The Special Supplemental Nutrition Program for Women, Infants and Children (WIC) provides federal grants to states for supplemental foods, health care referrals, and nutrition information for low-income pregnant, breastfeeding and non-breastfeeding postpartum women and to infants and children up to age five who are found to be at nutritional risk.

Research has shown that WIC has played an important role in improving birth outcomes and containing health care costs, resulting in longer pregnancies, fewer infant deaths, a greater likelihood of receiving prenatal care, improved infant-feeding practices, and immunization rates

Financial Security:
Colorado Works

In building a foundation for self-sufficiency, some Colorado families need some extra tools to ensure they can weather challenging financial circumstances and obtain basic resources to help them and their communities reach their potential.
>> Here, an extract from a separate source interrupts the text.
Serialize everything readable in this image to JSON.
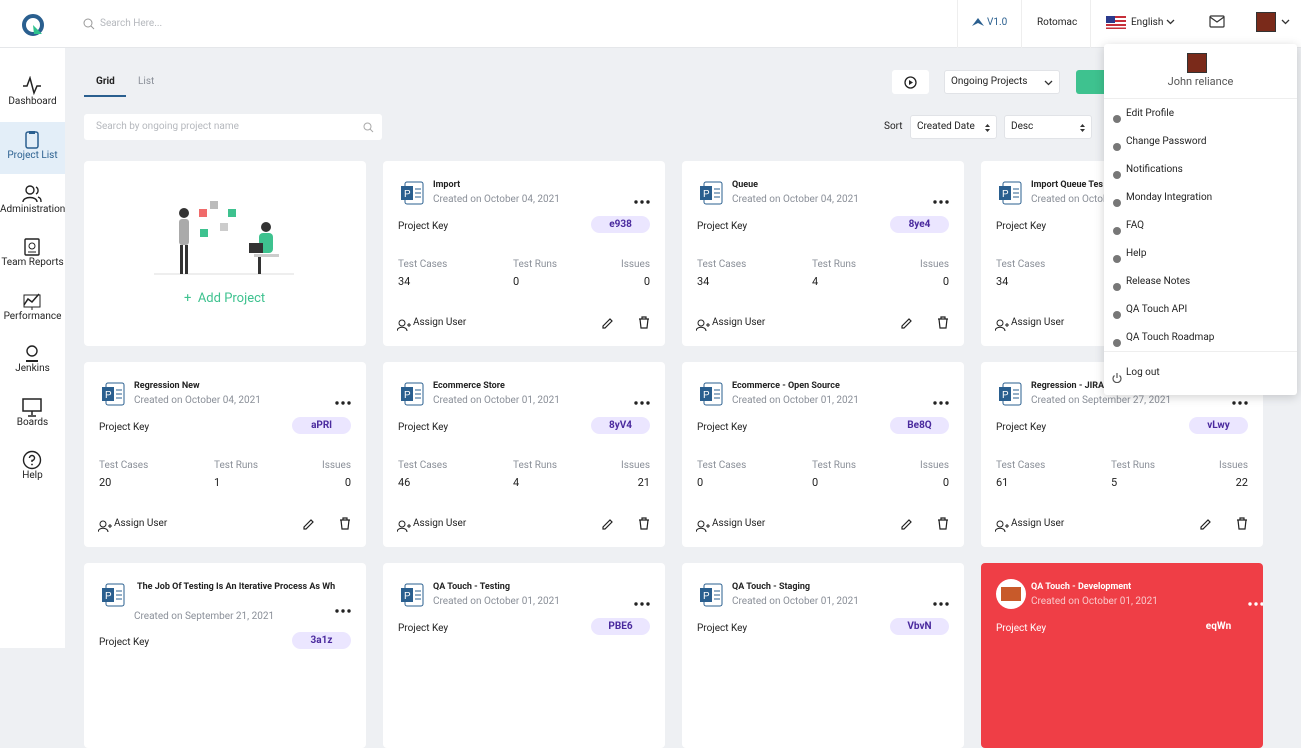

Colorado Works is Colorado's Temporary Assistance for Needy Families (TANF) program and provides public assistance to families in need. The Colorado Works program is designed to assist participants in becoming self-sufficient by strengthening the economic and social stability of families. The program provides monthly cash assistance and support services to eligible Colorado families.

The program is primarily funded by a federal block grant to the state. Counties also contribute about 20% of the cost.

EARLY LEARNING:
COLORADO CHILD CARE ASSISTANCE PROGRAM (CCCAP)

Child care is a must for working families. Along with ensuring that parents can work or obtain job skills training to improve their families' economic security, studies show that quality child care improves children's academic performance, career development and health outcomes.

Yet despite these proven benefits, low-income families often struggle with the cost of child care. Colorado ranks among the top 10 most expensive states in the country for center-based child care. For families with an infant, full-time enrollment at a child care center cost an average of $15,140 a year-or about three-quarters of the total income of a family of three living at the Federal Poverty Level (FPL).

The Colorado Child Care Assistance Program (CCCAP) provides child care assistance to parents who are working, searching for employment or participating in training, and parents who are enrolled in the Colorado Works Program and need child care services to support their efforts toward self-sufficiency. Most of the money for CCCAP comes from the federal Child Care and Development Fund. Each county can set their own income eligibility limit as long as it is at or above 165% of the federal poverty level and does not exceed 85% of area median income.

Unfortunately, while the need is growing, only an estimated one-quarter of all eligible children in the state are served by CCCAP. Low reimbursement rates have also resulted in fewer providers willing to accept CCCAP subsidies.